The method (1) reads bytes from an input stream and creates a string from the bytes, (2) translates any system properties found in the string, and (3) converts the string to bytes and creates a input stream using the bytes. When the string is converted to bytes by the String.getBytes() method (i.e., configuration.getBytes() on the last line of the method), the default platform encoding is used to create the byte sequence.

Because the default platform encoding was IBM1047, the String.getBytes() method returned an IBM1047 byte sequence instead of a UTF-8 byte sequence.
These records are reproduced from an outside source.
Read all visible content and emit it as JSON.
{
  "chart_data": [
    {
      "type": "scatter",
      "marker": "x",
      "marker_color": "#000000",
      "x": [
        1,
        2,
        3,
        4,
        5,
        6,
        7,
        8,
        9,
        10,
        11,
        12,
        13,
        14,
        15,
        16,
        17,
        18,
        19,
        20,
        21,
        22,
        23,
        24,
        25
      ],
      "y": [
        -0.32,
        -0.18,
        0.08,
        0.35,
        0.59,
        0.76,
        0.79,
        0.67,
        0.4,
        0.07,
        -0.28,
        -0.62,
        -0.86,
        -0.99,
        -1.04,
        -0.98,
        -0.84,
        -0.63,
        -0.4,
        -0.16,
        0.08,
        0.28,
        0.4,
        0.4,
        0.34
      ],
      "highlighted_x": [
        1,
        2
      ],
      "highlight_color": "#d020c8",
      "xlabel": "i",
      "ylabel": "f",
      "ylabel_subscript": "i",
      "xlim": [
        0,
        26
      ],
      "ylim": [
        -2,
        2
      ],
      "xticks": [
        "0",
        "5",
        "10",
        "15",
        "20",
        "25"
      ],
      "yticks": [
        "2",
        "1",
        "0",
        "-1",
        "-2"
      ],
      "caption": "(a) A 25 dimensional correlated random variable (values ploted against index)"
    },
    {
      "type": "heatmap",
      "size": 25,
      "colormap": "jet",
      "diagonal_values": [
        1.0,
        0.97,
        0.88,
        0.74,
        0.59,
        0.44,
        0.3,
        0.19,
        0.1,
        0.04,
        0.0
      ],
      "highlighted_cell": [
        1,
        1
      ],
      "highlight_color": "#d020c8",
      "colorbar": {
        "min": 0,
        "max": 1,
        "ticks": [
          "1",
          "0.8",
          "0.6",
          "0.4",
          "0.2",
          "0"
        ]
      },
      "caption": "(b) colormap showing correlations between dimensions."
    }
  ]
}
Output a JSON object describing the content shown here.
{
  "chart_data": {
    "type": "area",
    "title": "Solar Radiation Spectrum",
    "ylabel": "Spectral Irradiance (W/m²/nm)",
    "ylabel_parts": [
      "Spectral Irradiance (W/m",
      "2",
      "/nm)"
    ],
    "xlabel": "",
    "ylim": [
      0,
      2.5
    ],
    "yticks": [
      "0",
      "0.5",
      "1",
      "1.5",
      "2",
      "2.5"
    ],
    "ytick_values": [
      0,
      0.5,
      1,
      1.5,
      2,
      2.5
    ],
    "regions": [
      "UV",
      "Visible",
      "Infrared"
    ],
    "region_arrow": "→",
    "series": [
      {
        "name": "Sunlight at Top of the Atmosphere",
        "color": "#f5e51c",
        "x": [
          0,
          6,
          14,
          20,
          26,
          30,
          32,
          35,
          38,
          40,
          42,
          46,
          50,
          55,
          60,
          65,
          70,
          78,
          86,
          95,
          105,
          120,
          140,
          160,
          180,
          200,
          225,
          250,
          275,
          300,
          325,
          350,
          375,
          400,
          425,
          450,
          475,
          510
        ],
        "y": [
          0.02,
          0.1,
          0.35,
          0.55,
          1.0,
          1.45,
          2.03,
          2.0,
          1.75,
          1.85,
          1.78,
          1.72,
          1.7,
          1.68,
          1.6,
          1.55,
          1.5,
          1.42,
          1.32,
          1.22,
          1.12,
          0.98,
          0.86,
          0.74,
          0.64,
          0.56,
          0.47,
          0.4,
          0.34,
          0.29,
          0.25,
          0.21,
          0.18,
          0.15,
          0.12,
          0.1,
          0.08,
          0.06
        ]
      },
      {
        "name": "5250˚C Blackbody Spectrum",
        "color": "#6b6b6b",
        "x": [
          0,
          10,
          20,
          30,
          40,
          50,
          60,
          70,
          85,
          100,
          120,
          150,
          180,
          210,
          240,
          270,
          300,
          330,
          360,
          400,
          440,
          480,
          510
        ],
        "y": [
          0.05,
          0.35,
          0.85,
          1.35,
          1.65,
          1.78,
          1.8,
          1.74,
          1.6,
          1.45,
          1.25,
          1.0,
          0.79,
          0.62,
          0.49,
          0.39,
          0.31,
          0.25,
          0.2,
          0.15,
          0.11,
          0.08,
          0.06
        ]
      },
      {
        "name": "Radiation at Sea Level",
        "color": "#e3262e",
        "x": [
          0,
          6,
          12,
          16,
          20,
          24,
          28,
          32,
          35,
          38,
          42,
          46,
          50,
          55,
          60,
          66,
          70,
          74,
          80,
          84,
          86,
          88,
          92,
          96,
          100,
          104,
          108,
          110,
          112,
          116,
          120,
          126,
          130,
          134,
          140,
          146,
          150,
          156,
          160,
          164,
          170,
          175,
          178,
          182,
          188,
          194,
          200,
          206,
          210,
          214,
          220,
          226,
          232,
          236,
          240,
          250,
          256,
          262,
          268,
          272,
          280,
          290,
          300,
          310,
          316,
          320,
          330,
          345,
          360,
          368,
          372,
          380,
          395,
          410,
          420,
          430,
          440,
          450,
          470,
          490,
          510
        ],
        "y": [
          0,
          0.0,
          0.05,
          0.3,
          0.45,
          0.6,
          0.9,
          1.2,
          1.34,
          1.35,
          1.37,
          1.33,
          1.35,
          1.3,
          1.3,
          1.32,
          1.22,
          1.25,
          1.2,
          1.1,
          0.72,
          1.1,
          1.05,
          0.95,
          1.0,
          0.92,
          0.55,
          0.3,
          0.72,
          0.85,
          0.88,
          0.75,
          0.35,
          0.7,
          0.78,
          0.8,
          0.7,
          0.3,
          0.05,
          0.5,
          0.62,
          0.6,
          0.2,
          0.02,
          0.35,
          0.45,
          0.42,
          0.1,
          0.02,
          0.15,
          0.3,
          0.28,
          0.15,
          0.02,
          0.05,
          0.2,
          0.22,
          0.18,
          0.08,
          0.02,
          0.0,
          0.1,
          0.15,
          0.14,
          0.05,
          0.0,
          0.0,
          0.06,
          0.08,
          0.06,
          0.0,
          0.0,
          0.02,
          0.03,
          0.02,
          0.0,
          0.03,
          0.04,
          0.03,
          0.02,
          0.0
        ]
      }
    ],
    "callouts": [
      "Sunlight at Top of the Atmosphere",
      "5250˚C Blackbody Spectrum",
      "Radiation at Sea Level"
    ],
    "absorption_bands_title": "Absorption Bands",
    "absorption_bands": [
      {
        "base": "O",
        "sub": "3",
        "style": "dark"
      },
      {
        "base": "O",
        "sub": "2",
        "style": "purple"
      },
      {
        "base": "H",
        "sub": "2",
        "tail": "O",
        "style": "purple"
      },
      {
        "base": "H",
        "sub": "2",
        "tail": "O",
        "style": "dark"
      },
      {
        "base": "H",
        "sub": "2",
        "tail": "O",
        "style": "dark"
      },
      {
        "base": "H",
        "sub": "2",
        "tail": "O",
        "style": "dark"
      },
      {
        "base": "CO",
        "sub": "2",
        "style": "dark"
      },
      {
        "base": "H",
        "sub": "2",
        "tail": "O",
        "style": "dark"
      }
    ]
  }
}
Because the ehcache.xml configuration file did not contain an XML prologue specifying an encoding other than UTF-8, the SAX parser threw the MalformedByteSequenceException when it determined that the bytes in the input stream did not comprise a valid UTF-8 sequence.

Comments

Fiona OShea 2010-08-23

Potential solution:

===================

One potential solution is to change the last line of the translateSystemProperties method so that it always returns a UTF-8 sequence:

    return new ByteArrayInputStream(configuration.getBytes("UTF-8"));

The only change is to pass the name of the UTF-8 encoding to the String.getBytes method. This change did resolve the issue when tested.

Fiona OShea 2010-08-23

Additional information:

=======================

I have attached a test application (EhcacheTest.java) and an Ehcache configuration (ehcache.xml) that demonstrates the issue. The exception stack trace shown above was produced on a non-z/OS platform by running the test application with the following JDK VM arguments:

-ea -Dfile.encoding=IBM1047

The test application has dependencies on ehcache-1.5.0.jar, commons-logging-api-1.1.1.jar, backport-util-concurrent.jar.

Ideally, Ehcache 1.5 and higher would be supported on z/OS. We are currently using the Spring Framework version 2.5.6, which supports Ehcache 1.5.0. Eventually, we will migrate to Spring 3.0, which appears to support Ehcache 1.6.2.

Ludovic Orban 2010-08-25

Solved by implementing the proposed fix.

charset conversion errors shouldn’t happen anymore now that encoding and decoding are hardcoded to always match themselves.

Himadri Singh 2010-11-03

Verified w/ -Dfile.encoding=IBM1047 attached java class.